Friends, who were unaware of the pair’s alleged crimes, have been left with a mixture of bewilderment, pain and pity. And they’re now drawn to the contradictions that were evident in the couple’s lifestyle.
For instance, they say, among the Deephaven house’s sparse decorations was an electronic frame that rotated photos of the couple with others of media mogul Ted Turner, castles and polo players, leaving the impression that such associations were routine.
According to friends and business associates, there were more puzzles: Colin Chisholm, who claimed to have more than $97 million in assets, paid some of his employees in cash under the table, $300 here and $500 there. And while allegedly illegally collecting welfare checks, he volunteered at the Basilica of St. Mary in Minneapolis to help people find jobs. He bounced a check to cover a small membership fee to a business owners’ association.
Sometimes Colin would be waiting in a car outside his makeshift office building to hustle arriving employees away from unknown trouble, saying only “we got to go” as he drove away.
“I don’t wish any ill will on either of them,” said Harry Cushing, who worked for Colin Chisholm in Connecticut in 2002. But “as long as he kept on that path, it was eventually going to catch up with him.”
In March 2012, the Chisholms’ benefits were finally cut off when they couldn’t explain how they were able to pay their rent and personal expenses with no income. The couple had more than $3 million in bank accounts and a yacht while they were receiving welfare payments, authorities said.
Colleagues and friends helped police track the couple down in the Bahamas. They had disappeared after abandoning their home, leaving nine Cavalier King Charles spaniels with friends and withdrawing their 7-year-old son from private school in midsemester. At last report, the boy was being cared for by relatives.
In arguing for higher bail, Susan Crumb, assistant Hennepin County attorney, wrote that the couple’s hasty care arrangements for Andrea Chisholm’s 99-year-old grandmother, who has severe dementia, proved that they had no intention of returning to Minnesota. The grandmother had lived with the Chisholms, and authorities said they were using her money for some of their expenses.
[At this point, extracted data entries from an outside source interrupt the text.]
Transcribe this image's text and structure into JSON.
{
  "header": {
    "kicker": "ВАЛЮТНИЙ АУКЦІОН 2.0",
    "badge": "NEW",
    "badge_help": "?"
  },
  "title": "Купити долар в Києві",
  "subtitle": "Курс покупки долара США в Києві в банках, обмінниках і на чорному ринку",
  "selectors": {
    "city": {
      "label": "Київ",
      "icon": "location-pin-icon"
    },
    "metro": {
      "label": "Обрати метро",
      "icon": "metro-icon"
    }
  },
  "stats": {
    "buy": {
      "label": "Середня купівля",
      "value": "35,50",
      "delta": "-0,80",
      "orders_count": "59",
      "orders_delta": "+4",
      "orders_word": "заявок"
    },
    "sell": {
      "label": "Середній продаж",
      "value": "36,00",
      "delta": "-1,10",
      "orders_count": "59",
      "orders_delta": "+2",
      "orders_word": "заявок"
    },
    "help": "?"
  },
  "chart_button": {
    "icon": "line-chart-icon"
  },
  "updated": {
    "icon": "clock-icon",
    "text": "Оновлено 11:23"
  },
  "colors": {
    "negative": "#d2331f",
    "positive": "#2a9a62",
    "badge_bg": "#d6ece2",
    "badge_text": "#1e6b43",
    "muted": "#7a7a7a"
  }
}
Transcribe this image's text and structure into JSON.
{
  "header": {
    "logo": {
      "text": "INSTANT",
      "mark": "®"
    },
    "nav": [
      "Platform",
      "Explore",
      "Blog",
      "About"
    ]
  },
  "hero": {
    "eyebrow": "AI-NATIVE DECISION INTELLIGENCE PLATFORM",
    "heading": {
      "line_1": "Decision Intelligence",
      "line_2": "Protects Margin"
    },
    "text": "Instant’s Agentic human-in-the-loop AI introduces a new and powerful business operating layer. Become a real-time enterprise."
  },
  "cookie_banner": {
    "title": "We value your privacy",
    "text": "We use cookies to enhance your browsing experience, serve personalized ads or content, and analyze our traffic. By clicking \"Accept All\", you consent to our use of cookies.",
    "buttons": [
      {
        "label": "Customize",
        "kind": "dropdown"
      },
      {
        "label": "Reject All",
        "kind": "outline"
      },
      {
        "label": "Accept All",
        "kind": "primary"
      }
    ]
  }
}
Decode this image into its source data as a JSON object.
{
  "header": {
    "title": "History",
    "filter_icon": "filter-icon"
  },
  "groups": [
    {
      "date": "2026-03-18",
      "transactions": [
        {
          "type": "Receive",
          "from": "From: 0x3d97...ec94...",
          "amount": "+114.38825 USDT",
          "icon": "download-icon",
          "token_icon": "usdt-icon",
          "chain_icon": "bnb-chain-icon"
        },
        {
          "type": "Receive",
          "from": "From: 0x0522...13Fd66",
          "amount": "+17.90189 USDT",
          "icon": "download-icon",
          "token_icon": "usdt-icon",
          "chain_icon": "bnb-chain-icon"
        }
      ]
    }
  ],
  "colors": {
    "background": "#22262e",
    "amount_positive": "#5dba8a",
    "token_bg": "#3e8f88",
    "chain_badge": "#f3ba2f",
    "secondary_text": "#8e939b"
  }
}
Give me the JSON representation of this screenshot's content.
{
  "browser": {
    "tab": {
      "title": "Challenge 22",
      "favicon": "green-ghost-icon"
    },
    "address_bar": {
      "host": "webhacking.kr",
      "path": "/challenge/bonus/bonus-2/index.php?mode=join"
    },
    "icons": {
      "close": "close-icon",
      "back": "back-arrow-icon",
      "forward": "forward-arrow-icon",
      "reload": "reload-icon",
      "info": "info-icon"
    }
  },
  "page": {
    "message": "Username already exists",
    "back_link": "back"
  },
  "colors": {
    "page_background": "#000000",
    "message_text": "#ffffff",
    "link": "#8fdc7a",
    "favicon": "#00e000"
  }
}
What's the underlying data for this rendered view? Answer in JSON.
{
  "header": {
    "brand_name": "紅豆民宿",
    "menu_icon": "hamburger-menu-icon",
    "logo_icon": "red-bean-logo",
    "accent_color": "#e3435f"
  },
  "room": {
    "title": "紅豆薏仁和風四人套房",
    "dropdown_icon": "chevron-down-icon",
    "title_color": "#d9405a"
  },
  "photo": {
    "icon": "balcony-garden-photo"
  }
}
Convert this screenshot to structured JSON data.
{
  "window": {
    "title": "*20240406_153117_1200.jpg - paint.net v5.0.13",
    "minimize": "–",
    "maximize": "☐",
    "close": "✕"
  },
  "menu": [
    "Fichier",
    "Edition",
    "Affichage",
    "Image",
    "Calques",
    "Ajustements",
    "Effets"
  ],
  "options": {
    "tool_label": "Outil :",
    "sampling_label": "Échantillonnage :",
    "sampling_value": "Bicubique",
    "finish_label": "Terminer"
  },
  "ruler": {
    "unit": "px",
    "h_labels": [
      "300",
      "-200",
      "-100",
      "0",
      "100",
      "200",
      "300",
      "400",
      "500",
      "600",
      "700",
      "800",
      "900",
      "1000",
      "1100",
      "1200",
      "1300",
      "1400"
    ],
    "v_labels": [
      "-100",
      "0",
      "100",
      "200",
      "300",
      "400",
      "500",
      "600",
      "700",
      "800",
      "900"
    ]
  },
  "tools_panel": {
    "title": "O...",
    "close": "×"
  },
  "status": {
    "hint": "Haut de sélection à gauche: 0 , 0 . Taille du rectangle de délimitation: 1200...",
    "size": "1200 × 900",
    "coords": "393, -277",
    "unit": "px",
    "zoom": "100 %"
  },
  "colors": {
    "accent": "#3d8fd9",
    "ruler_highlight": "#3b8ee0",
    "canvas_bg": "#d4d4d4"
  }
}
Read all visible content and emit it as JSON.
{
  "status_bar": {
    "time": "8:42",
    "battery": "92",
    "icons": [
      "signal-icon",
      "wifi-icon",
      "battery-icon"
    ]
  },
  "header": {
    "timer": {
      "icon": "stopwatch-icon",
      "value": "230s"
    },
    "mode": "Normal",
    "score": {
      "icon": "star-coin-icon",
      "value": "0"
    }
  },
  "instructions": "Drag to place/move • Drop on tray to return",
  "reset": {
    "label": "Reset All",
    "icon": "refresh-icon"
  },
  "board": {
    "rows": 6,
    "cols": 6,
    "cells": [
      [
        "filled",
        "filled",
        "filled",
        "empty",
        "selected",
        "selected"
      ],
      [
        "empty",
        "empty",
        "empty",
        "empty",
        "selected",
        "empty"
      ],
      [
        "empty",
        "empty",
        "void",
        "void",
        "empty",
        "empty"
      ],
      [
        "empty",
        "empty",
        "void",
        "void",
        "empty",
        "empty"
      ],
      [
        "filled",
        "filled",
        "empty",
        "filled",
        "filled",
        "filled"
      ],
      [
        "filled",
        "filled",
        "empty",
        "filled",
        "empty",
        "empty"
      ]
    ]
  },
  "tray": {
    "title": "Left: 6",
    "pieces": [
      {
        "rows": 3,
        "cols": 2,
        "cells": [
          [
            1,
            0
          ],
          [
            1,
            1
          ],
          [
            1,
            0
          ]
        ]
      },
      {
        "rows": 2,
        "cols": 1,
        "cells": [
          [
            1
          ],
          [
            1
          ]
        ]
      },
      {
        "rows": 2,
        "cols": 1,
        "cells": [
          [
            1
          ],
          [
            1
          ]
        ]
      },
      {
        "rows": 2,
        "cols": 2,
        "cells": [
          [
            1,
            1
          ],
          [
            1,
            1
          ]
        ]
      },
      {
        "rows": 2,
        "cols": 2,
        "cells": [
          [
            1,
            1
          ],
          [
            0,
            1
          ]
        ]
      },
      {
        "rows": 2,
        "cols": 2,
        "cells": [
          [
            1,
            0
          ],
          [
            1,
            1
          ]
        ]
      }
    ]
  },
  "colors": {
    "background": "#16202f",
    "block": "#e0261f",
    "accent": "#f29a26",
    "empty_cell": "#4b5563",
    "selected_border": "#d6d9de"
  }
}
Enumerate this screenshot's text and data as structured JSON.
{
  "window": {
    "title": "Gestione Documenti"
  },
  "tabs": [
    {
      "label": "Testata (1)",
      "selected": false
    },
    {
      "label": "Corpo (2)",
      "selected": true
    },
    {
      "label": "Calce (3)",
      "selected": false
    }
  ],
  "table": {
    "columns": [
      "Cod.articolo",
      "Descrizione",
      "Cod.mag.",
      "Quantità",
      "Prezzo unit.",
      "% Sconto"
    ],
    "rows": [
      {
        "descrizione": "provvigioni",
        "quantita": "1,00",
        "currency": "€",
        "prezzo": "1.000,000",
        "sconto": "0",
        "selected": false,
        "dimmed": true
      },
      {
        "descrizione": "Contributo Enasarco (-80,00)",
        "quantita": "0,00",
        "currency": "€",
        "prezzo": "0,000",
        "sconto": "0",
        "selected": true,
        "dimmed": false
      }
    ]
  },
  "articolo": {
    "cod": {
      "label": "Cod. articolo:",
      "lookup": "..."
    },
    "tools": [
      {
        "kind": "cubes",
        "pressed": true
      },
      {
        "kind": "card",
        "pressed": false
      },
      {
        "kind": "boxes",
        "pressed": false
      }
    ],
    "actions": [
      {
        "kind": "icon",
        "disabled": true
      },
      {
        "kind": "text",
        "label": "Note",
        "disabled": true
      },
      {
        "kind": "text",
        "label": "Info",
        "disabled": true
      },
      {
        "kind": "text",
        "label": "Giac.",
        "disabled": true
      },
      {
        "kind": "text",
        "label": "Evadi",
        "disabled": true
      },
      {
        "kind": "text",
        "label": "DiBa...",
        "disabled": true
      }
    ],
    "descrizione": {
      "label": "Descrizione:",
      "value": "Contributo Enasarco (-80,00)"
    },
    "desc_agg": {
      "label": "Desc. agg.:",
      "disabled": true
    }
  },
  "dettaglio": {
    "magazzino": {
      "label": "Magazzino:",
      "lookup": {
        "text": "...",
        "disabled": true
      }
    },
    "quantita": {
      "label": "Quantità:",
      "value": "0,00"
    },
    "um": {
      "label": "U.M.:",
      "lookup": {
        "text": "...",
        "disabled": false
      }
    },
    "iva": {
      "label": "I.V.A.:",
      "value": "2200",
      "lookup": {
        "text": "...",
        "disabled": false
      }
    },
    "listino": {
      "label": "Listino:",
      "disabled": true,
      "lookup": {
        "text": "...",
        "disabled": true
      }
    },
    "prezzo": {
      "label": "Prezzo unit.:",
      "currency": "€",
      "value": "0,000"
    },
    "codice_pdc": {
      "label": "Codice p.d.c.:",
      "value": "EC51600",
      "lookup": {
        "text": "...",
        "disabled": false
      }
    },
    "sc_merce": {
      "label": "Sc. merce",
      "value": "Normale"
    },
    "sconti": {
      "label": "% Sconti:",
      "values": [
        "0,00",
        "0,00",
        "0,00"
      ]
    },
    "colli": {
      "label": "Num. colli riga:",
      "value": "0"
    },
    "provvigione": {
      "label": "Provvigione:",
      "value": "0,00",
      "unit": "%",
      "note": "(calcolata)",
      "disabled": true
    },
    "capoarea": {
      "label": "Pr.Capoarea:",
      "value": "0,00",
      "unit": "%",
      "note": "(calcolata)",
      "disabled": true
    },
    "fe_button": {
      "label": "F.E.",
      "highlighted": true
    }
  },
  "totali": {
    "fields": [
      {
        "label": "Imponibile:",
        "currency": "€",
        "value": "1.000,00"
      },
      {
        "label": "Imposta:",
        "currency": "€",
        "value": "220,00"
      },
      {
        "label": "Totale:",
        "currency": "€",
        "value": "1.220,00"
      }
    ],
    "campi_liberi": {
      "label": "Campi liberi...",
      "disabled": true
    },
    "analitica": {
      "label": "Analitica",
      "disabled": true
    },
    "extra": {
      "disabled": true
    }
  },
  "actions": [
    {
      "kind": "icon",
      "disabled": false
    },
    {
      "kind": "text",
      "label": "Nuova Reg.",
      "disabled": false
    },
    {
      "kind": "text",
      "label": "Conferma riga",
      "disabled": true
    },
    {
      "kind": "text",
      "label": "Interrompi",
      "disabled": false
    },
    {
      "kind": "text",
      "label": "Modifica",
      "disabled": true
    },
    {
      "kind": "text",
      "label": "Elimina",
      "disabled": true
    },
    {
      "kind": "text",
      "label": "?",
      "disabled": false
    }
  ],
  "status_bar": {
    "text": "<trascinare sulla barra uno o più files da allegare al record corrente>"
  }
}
Even as they were on the lam, Crumb said, Colin Chisholm tried to arrange for his family to be smuggled out of the Bahamas to the Turks and Caicos, which has no extradition laws.
On April 24, the congregation at St. Martin’s by-the-Lake Episcopal Church in Minnetonka Beach received an e-mail from their pastor, the Rev. Dave Langille, saying that several members had been victimized by a couple who attended the church. Although the couple was not named, everyone knew it was the Chisholms.
“It’s now my job as their priest and pastor, and our role as their Christian community, to support them at this time,” Langille wrote. “This pastoral support includes our prayers, as well as giving these families the privacy they need while allowing law enforcement and the courts to do their job.”
Amanda Chisholm, 54, was born in Iowa, and Colin Chisholm, 62, was raised in Maine.